Comment ont-ils tenu dans l’horreur des tranchées ? Pour Audouin-Rouzeau et Becker, hostiles à une histoire de la guerre qui réduirait le soldat au rang de victime expiatoire et auteurs également de travaux précurseurs sur l’effet du deuil sur la société d’après-guerre, une sorte de « patriotisme défensif » anime les soldats, convaincus très tôt de se battre au nom de la civilisation contre le barbare, forcément dans l’autre camp.

En France, les mutineries de 1917, par exemple, ne s’apparentent nullement à un refus de combattre en soi, mais à une forme de dépit face à des opérations mal dirigées et meutrières. Et l’afflux de volontaires en Grande-Bretagne ne dénote-t-il pas une soif de rejoindre les drapeaux qu’on ne peut assimiler à un réflexe purement moutonier ?

On connaît la réponse de Frédéric Rousseau, qui a voulu suivre le militaire dans sa tranchée, dans son quotidien, dans sa sexualité aussi : à cette logique du « consentement », il oppose une logique de la résignation, de l’obéissance servile, de la volonté de ne pas se déshonorer face à l’ennemi. Il reproche à Audouin-Rouzeau d’étendre abusivement  un sentiment patriotique porté par les élites au « ressenti » du simple soldat. Sans doute une religiosité inédite refait-elle surface face à la mort omniprésente ? Mais parle-t-on vraiment de Dieu ?

Dans son Tous unis dans les Tranchées ? 1914-1918, les intellectuels rencontrent le peuple, paru en 2013, Nicolas Mariot reprend en gros la même thèse. Il est indéniable qu’un patriotisme profond transpire des écrits des intellectuels qui se retrouvent sous le feu, comme officiers ou, plus rarement, comme simples soldats. Mais peut-on dire que ce sentiment est partagé par la troupe ? Il en doute…
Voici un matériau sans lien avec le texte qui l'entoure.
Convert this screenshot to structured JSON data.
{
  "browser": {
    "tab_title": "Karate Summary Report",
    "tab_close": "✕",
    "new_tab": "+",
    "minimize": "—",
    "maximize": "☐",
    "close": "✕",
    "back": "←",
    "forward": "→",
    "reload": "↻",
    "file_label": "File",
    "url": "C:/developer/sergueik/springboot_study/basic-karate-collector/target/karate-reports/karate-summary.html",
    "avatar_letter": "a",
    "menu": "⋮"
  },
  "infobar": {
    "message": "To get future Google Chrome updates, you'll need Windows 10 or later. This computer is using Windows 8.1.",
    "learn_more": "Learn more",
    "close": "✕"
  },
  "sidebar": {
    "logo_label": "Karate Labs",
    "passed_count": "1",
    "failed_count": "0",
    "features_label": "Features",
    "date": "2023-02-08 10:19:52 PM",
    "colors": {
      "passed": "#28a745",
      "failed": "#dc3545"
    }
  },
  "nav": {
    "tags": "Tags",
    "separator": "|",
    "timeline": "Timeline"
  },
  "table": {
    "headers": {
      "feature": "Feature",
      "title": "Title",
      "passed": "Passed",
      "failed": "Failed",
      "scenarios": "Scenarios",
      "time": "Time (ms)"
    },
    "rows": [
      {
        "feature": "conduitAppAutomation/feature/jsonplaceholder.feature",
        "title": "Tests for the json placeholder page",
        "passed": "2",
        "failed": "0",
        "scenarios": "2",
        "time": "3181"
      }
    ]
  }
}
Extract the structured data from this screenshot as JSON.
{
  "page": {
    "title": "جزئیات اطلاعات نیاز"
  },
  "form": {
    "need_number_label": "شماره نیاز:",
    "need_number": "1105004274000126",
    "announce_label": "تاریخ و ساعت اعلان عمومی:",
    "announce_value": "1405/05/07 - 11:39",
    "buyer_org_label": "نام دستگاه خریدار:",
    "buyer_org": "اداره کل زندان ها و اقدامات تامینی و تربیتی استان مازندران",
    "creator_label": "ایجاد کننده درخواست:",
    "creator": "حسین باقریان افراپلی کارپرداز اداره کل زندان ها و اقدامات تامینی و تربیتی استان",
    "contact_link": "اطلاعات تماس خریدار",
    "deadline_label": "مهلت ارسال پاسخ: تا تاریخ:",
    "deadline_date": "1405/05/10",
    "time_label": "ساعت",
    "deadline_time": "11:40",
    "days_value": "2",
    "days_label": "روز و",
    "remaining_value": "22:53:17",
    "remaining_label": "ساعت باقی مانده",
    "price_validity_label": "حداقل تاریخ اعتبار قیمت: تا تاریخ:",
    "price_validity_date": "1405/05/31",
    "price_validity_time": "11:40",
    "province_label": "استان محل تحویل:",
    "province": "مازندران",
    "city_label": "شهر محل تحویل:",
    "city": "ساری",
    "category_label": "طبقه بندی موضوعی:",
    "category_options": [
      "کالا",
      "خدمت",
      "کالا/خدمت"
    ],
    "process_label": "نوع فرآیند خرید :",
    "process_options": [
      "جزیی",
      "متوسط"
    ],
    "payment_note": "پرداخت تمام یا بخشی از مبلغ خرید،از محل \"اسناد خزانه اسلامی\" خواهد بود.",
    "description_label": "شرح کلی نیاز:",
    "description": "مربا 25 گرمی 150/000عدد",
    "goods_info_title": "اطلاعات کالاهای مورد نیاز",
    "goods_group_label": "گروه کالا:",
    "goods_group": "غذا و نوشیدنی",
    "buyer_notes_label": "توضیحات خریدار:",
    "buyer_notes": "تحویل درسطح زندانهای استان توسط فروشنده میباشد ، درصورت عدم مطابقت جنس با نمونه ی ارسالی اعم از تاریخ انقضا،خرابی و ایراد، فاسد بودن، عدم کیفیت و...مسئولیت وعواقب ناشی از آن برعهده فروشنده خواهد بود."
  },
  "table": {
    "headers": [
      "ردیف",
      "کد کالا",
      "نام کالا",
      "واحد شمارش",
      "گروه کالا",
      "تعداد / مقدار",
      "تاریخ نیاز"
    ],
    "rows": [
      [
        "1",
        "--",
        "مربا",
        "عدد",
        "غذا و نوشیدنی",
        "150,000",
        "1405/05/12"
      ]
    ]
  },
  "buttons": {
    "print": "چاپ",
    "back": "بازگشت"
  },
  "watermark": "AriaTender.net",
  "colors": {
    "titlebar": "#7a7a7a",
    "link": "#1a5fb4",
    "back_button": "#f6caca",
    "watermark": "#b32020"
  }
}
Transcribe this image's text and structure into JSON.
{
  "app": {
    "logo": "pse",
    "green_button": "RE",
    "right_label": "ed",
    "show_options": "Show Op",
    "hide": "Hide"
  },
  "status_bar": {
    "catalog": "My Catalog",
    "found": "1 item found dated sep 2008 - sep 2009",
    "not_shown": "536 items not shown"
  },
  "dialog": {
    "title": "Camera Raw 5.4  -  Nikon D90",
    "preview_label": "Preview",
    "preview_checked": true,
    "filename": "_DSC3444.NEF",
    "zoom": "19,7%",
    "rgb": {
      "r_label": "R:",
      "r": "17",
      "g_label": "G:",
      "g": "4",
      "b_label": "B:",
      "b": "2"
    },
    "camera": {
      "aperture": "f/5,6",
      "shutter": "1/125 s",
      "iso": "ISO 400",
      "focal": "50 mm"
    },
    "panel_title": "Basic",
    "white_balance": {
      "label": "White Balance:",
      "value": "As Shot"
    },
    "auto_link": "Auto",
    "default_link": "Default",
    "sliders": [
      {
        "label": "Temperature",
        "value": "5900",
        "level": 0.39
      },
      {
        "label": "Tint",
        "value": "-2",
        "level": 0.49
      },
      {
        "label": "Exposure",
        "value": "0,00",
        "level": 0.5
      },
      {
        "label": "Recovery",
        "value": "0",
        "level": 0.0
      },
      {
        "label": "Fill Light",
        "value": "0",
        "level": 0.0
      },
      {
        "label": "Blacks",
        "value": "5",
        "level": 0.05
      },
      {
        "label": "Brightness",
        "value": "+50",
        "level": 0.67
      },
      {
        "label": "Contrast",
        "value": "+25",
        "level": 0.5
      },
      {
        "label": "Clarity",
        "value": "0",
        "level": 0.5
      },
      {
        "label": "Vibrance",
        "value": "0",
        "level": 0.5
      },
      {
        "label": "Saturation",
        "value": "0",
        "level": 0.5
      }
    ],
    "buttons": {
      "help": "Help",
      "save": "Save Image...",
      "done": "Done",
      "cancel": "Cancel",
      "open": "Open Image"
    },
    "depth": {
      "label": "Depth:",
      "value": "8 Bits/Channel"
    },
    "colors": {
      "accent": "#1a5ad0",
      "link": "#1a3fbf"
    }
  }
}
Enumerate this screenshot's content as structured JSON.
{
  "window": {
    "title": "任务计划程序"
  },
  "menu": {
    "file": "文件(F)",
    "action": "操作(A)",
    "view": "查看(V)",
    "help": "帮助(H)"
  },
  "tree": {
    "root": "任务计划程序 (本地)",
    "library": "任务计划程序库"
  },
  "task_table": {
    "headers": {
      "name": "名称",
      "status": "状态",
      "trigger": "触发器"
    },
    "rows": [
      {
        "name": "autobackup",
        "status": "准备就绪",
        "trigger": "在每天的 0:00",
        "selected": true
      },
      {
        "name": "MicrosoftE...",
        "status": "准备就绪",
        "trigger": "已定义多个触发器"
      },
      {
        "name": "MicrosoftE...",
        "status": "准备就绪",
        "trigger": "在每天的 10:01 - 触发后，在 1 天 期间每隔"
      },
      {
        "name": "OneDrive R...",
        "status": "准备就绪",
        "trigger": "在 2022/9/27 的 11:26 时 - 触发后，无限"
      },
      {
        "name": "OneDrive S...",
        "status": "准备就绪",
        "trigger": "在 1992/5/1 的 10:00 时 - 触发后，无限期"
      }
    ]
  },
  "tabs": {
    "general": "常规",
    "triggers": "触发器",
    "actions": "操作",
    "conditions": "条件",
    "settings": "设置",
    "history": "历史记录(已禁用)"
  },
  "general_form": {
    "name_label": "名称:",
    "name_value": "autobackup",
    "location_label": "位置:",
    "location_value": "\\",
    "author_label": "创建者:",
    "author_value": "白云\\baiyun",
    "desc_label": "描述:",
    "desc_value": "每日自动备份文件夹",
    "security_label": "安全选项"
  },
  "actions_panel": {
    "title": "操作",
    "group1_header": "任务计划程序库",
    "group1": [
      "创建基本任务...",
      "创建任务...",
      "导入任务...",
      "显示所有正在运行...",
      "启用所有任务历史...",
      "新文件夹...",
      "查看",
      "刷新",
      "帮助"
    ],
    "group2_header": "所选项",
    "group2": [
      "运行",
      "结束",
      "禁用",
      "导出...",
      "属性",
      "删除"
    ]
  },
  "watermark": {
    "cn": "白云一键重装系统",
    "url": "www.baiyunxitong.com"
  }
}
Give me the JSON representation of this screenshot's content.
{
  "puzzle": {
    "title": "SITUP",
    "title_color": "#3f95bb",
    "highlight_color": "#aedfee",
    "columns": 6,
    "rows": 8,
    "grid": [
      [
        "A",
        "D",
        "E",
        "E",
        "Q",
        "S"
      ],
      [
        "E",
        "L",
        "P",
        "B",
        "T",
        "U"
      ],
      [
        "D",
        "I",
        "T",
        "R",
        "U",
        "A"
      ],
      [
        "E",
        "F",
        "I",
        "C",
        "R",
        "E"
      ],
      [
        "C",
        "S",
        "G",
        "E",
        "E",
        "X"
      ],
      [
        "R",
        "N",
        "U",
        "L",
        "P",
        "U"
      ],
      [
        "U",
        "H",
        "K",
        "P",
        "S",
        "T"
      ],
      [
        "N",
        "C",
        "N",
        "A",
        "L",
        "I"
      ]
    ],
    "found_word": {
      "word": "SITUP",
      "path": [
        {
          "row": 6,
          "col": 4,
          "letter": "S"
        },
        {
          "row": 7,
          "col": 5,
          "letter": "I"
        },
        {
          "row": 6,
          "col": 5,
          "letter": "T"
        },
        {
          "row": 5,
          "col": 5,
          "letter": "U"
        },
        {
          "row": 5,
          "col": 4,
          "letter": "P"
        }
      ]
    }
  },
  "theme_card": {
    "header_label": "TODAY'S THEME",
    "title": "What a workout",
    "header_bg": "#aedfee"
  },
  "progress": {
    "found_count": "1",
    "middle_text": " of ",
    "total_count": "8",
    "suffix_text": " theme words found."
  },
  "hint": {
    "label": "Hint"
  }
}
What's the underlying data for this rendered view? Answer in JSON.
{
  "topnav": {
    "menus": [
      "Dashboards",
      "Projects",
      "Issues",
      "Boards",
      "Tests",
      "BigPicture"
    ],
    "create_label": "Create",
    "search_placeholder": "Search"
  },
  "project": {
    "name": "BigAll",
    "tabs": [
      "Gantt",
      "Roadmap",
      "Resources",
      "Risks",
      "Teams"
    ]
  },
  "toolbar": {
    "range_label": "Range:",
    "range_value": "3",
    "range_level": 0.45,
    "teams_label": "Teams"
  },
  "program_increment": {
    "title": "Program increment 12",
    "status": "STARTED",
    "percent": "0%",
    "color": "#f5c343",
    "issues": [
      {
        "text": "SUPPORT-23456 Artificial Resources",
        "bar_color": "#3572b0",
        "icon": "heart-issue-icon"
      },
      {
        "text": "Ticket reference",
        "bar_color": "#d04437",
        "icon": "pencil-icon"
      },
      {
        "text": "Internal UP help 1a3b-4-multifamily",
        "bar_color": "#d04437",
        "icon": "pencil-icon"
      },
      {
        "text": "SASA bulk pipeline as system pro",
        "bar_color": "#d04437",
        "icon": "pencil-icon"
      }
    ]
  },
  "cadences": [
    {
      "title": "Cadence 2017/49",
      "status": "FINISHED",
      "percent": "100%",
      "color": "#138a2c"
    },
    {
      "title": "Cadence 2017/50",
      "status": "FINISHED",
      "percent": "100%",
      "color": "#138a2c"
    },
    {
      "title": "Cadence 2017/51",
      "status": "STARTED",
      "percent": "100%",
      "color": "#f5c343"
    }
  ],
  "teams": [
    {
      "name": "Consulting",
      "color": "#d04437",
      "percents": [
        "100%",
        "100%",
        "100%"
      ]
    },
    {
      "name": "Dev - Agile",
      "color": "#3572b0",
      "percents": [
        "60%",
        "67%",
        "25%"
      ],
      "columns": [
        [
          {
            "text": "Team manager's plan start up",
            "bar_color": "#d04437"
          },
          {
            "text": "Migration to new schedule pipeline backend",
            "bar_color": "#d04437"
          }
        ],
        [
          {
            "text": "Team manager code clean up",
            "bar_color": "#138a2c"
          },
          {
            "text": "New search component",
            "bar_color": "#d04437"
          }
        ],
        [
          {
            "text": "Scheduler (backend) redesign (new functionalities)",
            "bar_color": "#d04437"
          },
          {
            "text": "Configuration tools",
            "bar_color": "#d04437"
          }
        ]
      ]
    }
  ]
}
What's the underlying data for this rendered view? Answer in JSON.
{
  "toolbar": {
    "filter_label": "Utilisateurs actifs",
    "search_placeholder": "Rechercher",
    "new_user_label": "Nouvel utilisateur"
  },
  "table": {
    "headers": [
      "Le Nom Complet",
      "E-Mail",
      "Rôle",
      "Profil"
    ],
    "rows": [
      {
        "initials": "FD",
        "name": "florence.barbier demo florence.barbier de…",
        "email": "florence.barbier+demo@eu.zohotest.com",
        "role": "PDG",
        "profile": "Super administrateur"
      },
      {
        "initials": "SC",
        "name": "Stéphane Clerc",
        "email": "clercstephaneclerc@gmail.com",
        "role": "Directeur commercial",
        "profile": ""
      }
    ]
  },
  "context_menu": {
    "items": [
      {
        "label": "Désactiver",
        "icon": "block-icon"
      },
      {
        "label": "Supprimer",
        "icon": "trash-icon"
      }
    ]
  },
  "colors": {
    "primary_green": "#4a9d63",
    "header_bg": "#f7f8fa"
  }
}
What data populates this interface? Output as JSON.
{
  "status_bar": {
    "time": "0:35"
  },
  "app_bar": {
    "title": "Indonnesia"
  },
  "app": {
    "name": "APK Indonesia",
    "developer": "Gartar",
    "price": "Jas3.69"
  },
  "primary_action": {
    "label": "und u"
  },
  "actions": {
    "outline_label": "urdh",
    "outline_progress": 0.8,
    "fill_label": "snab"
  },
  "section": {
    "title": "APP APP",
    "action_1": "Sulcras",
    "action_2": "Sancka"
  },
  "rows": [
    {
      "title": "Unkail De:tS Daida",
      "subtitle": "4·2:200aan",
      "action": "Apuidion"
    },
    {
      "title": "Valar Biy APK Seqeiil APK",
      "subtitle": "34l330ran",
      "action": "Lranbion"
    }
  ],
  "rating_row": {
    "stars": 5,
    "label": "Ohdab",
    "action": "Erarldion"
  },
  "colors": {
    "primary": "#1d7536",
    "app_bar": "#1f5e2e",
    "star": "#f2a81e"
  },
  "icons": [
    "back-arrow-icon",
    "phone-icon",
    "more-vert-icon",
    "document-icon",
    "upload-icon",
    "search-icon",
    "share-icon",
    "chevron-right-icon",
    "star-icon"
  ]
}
Etudes passionnantes qui,à  chaque fois, inaugurent des perspectives nouvelles sur un conflit qui, contre toute attente, demeure à bien des égards mystérieux. Le corpus de sources, gigantesque, ouvre sans cesse de nouvelles gammes d’interprétations. Mais pouvait-il en aller autrement pour une guerre qui  se refuse un responsable unique, bien déterminé ? En 1939, le rôle du méchant est distribué de façon précise, tandis qu’en 1914…

Olivier Meuwly

Docteur en droit et ès lettres, Olivier Meuwly est auteur de plusieurs ouvrages portant sur l'histoire suisse, l'histoire des partis politiques et l'histoire des idées. Auteur notamment d'une biographie du Conseiller fédéral Louis Ruchonnet (1824-1893) et de l'ouvrage: «La droite et la gauche: Hier, aujourd'hui, demain». Essai historique sur une nécessité structurante (2016). Son dernier livre: "Une histoire de la démocratie directe en Suisse" (2018).